We used a rough and ready capacity planning rule of thumb of 50 VMs per host.  That means we ought to have capacity for about 900 concurrent VMs in Cambridge.  This is putting aside any performance uplift me might get from our newest Gen 8 blades.  We've also installed Apex 2800 PCOIP acceleration cards in all the Gen 8s.  This ought to mean 50 per blade is a very safe performance bet and this has mostly been true.   We do get the occasional slow down in specific VMs - but it has been hard to establish where the bottleneck might be (despite investigation).  Saying that, the other 99% of the time we have great performance.

On top of that, we have four servers in our VDI management cluster - all G7s with 192GB of memory.

Our two c7000 Cambridge chassis have 5 spare slots in each - 10 total.

Our Chelmsford Campus

Chelmsford is pretty similar - but with a slightly lower capacity.

14 servers in total - 5 Gen 8 with TeraDici Apex 2800 offload card and 9 G7s all HP BL460c and 192GB of memory.

Our VDI management cluster comprises three G7s.

Theoretically, using our rough rule of thumb explained earlier, this means we can support 700 concurrent users in Chelmsford.

Our two c7000 Chelmsford chassis also have 5 spare slots in each - 10 in total.

Our client VMs.

We run Windows 7 Enterprise SP1 with 4GB of memory.  Over 100 applications mostly streamed using AppV.

Other software versions.

VMWare Sphere 5.1, VMWare View Horizon 5.2.

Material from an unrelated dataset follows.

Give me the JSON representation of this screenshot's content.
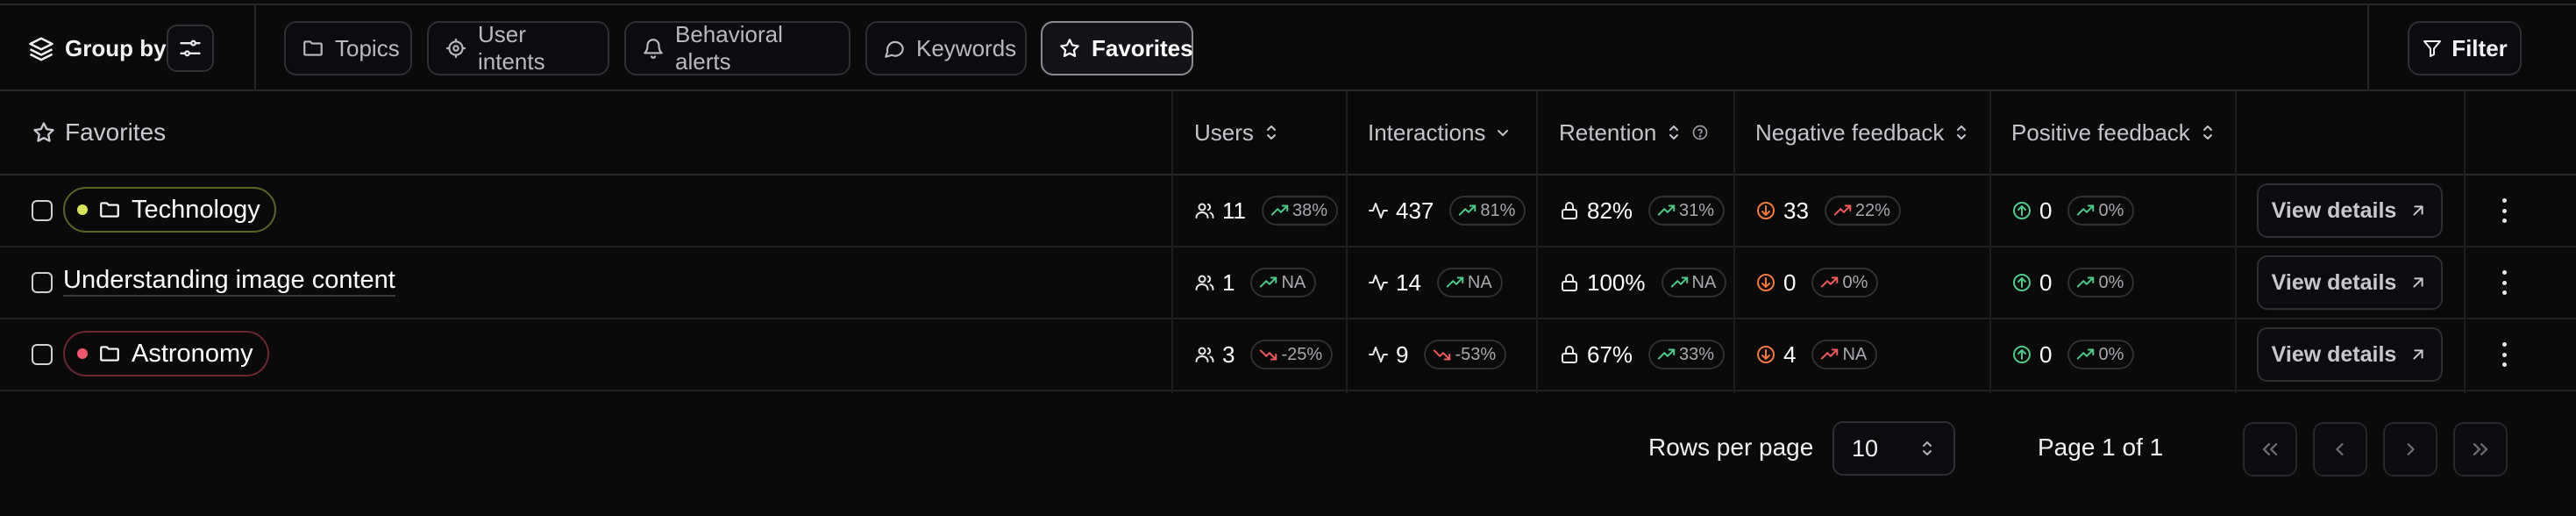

A note on end user experience.

It's worth saying upfront that our emphasis is on providing a PC like end user experience.  Our rationale isn't about stuffing our servers with as many VMs as possible to maximise value for money.  Our objectives are far more focused on delivering the best possible experience for our students and staff.  Of course, there are limits to this.  But, if we compromise end user experience too much then we'd be better off providing PCs.